Protocol
plain-language theorem explainer
Protocol supplies the base record type for any RS measurement extraction procedure. Calibration and alignment code cite it to bundle a stable name, status, assumptions, and explicit falsifiers. The declaration is a plain structure with four fields defaulted to empty or spec status.
Claim. A measurement protocol is a record with a short stable identifier $name$, an optional human-readable summary, a status flag, a list of explicit assumptions, and a list of falsifiers that would refute the protocol.
background
The RS-Native Measurement Framework keeps all extraction steps explicit by attaching a protocol record to every observable. Core units are the tick and voxel with $τ_0=1$, $c=1$, and action quantum $act=φ^{-5}$; SI values appear only through optional external calibration.
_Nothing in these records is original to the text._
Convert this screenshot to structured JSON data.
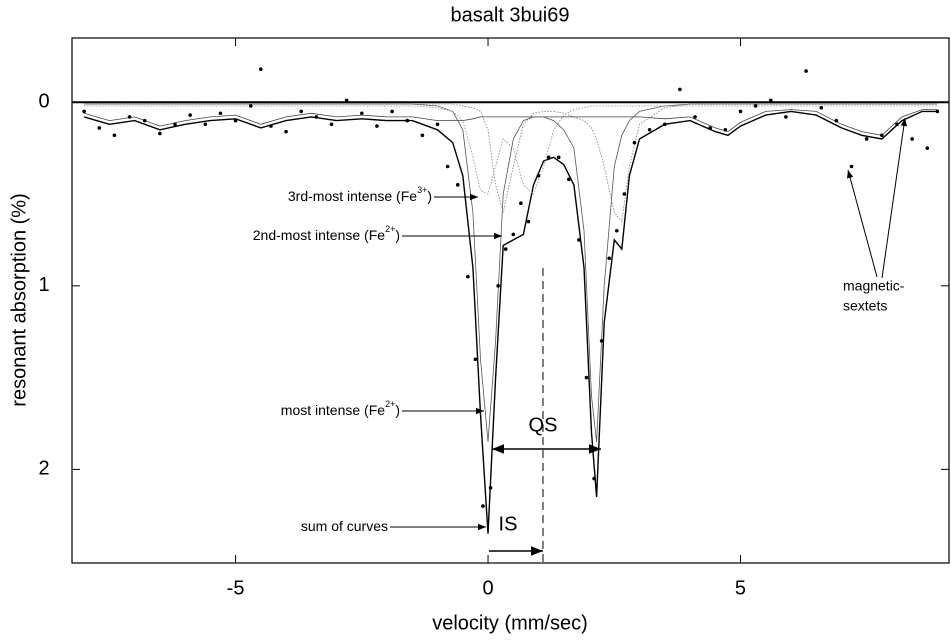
{
  "chart_data": {
    "type": "line",
    "title": "basalt 3bui69",
    "x_label": "velocity (mm/sec)",
    "y_label": "resonant absorption (%)",
    "xlim": [
      -8.24,
      9.13
    ],
    "ylim": [
      2.51,
      -0.35
    ],
    "xticks": [
      -5,
      0,
      5
    ],
    "yticks": [
      0,
      1,
      2
    ],
    "baseline": 0,
    "x": [
      -8,
      -7.5,
      -7,
      -6.5,
      -6,
      -5.5,
      -5,
      -4.5,
      -4,
      -3.5,
      -3,
      -2.5,
      -2,
      -1.5,
      -1,
      -0.7,
      -0.5,
      -0.3,
      -0.15,
      0,
      0.15,
      0.3,
      0.5,
      0.7,
      0.9,
      1.1,
      1.3,
      1.5,
      1.7,
      1.9,
      2.05,
      2.15,
      2.3,
      2.5,
      2.65,
      2.8,
      3,
      3.5,
      4,
      4.5,
      4.75,
      5,
      5.5,
      6,
      6.5,
      7,
      7.4,
      7.8,
      8.2,
      8.6,
      8.9
    ],
    "series": [
      {
        "color": "#000000",
        "style": "solid",
        "width": 1.4,
        "values": [
          0.08,
          0.12,
          0.1,
          0.15,
          0.12,
          0.1,
          0.09,
          0.14,
          0.1,
          0.08,
          0.1,
          0.09,
          0.1,
          0.1,
          0.15,
          0.22,
          0.4,
          0.9,
          1.7,
          2.35,
          1.5,
          0.78,
          0.75,
          0.72,
          0.45,
          0.32,
          0.3,
          0.34,
          0.45,
          0.9,
          1.8,
          2.15,
          1.2,
          0.75,
          0.8,
          0.4,
          0.2,
          0.12,
          0.1,
          0.16,
          0.18,
          0.13,
          0.07,
          0.05,
          0.07,
          0.14,
          0.18,
          0.2,
          0.1,
          0.05,
          0.05
        ]
      },
      {
        "color": "#555555",
        "style": "solid",
        "width": 0.8,
        "values": [
          0.01,
          0.01,
          0.01,
          0.01,
          0.01,
          0.01,
          0.01,
          0.01,
          0.01,
          0.01,
          0.01,
          0.01,
          0.01,
          0.01,
          0.02,
          0.05,
          0.15,
          0.6,
          1.4,
          1.85,
          1.3,
          0.5,
          0.2,
          0.1,
          0.08,
          0.08,
          0.1,
          0.15,
          0.25,
          0.7,
          1.6,
          1.85,
          1.0,
          0.35,
          0.18,
          0.1,
          0.05,
          0.02,
          0.01,
          0.01,
          0.01,
          0.01,
          0.01,
          0.01,
          0.01,
          0.01,
          0.01,
          0.01,
          0.01,
          0.01,
          0.01
        ]
      },
      {
        "color": "#888888",
        "style": "dotted",
        "width": 0.9,
        "values": [
          0.01,
          0.01,
          0.01,
          0.01,
          0.01,
          0.01,
          0.01,
          0.01,
          0.01,
          0.01,
          0.01,
          0.01,
          0.01,
          0.01,
          0.01,
          0.01,
          0.02,
          0.03,
          0.05,
          0.15,
          0.45,
          0.6,
          0.35,
          0.12,
          0.06,
          0.05,
          0.05,
          0.06,
          0.08,
          0.1,
          0.14,
          0.2,
          0.35,
          0.6,
          0.65,
          0.35,
          0.12,
          0.03,
          0.01,
          0.01,
          0.01,
          0.01,
          0.01,
          0.01,
          0.01,
          0.01,
          0.01,
          0.01,
          0.01,
          0.01,
          0.01
        ]
      },
      {
        "color": "#999999",
        "style": "dotted",
        "width": 0.9,
        "values": [
          0.02,
          0.02,
          0.02,
          0.02,
          0.02,
          0.02,
          0.02,
          0.02,
          0.02,
          0.02,
          0.02,
          0.02,
          0.02,
          0.02,
          0.03,
          0.05,
          0.1,
          0.3,
          0.48,
          0.5,
          0.35,
          0.2,
          0.25,
          0.45,
          0.5,
          0.35,
          0.15,
          0.07,
          0.04,
          0.03,
          0.02,
          0.02,
          0.02,
          0.02,
          0.02,
          0.02,
          0.02,
          0.02,
          0.02,
          0.02,
          0.02,
          0.02,
          0.02,
          0.02,
          0.02,
          0.02,
          0.02,
          0.02,
          0.02,
          0.02,
          0.02
        ]
      },
      {
        "color": "#444444",
        "style": "solid",
        "width": 0.8,
        "values": [
          0.06,
          0.1,
          0.08,
          0.13,
          0.1,
          0.08,
          0.07,
          0.12,
          0.08,
          0.06,
          0.08,
          0.07,
          0.08,
          0.08,
          0.1,
          0.1,
          0.1,
          0.09,
          0.08,
          0.08,
          0.08,
          0.08,
          0.08,
          0.08,
          0.08,
          0.08,
          0.08,
          0.08,
          0.08,
          0.08,
          0.08,
          0.08,
          0.08,
          0.08,
          0.08,
          0.08,
          0.08,
          0.09,
          0.08,
          0.14,
          0.16,
          0.11,
          0.05,
          0.04,
          0.05,
          0.12,
          0.16,
          0.18,
          0.08,
          0.04,
          0.04
        ]
      }
    ],
    "points": {
      "color": "#000000",
      "x": [
        -8.0,
        -7.7,
        -7.4,
        -7.1,
        -6.8,
        -6.5,
        -6.2,
        -5.9,
        -5.6,
        -5.3,
        -5.0,
        -4.7,
        -4.5,
        -4.3,
        -4.0,
        -3.7,
        -3.4,
        -3.1,
        -2.8,
        -2.5,
        -2.2,
        -1.9,
        -1.6,
        -1.3,
        -1.0,
        -0.8,
        -0.6,
        -0.4,
        -0.25,
        -0.1,
        0.05,
        0.2,
        0.35,
        0.5,
        0.65,
        0.8,
        1.0,
        1.2,
        1.4,
        1.6,
        1.8,
        1.95,
        2.1,
        2.25,
        2.4,
        2.55,
        2.7,
        2.9,
        3.2,
        3.5,
        3.8,
        4.1,
        4.4,
        4.7,
        5.0,
        5.3,
        5.6,
        5.9,
        6.3,
        6.6,
        6.9,
        7.2,
        7.5,
        7.8,
        8.1,
        8.4,
        8.7,
        8.9
      ],
      "y": [
        0.05,
        0.14,
        0.18,
        0.08,
        0.1,
        0.17,
        0.12,
        0.07,
        0.12,
        0.06,
        0.1,
        0.02,
        -0.18,
        0.13,
        0.16,
        0.05,
        0.08,
        0.12,
        -0.01,
        0.06,
        0.13,
        0.05,
        0.1,
        0.18,
        0.12,
        0.35,
        0.45,
        0.95,
        1.4,
        2.2,
        2.1,
        1.0,
        0.8,
        0.72,
        0.55,
        0.65,
        0.4,
        0.3,
        0.3,
        0.42,
        0.75,
        1.5,
        2.05,
        1.3,
        0.85,
        0.7,
        0.5,
        0.22,
        0.15,
        0.12,
        -0.07,
        0.08,
        0.14,
        0.15,
        0.05,
        0.02,
        -0.01,
        0.08,
        -0.17,
        0.03,
        0.1,
        0.35,
        0.2,
        0.18,
        0.12,
        0.2,
        0.25,
        0.05
      ]
    },
    "annotations": [
      {
        "text": "3rd-most intense (Fe",
        "sup": "3+",
        "tail": ")"
      },
      {
        "text": "2nd-most intense (Fe",
        "sup": "2+",
        "tail": ")"
      },
      {
        "text": "most intense (Fe",
        "sup": "2+",
        "tail": ")"
      },
      {
        "text": "sum of curves"
      }
    ],
    "sextets_label": [
      "magnetic-",
      "sextets"
    ],
    "qs_label": "QS",
    "is_label": "IS"
  }
}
Protocols therefore carry falsifiers so that windowing or basis choices remain testable rather than hidden.
proof idea
The declaration is a structure definition that introduces the five fields with defaults for summary, status, assumptions, and falsifiers.
why it matters
Protocol is the common interface extended by AlignmentProtocol and instantiated by tau0_seconds_protocol in single-anchor calibration. It enforces the framework rule that every measurement must list its falsifiers, supporting hygiene theorems and the separation between RS-native observables and SI reporting.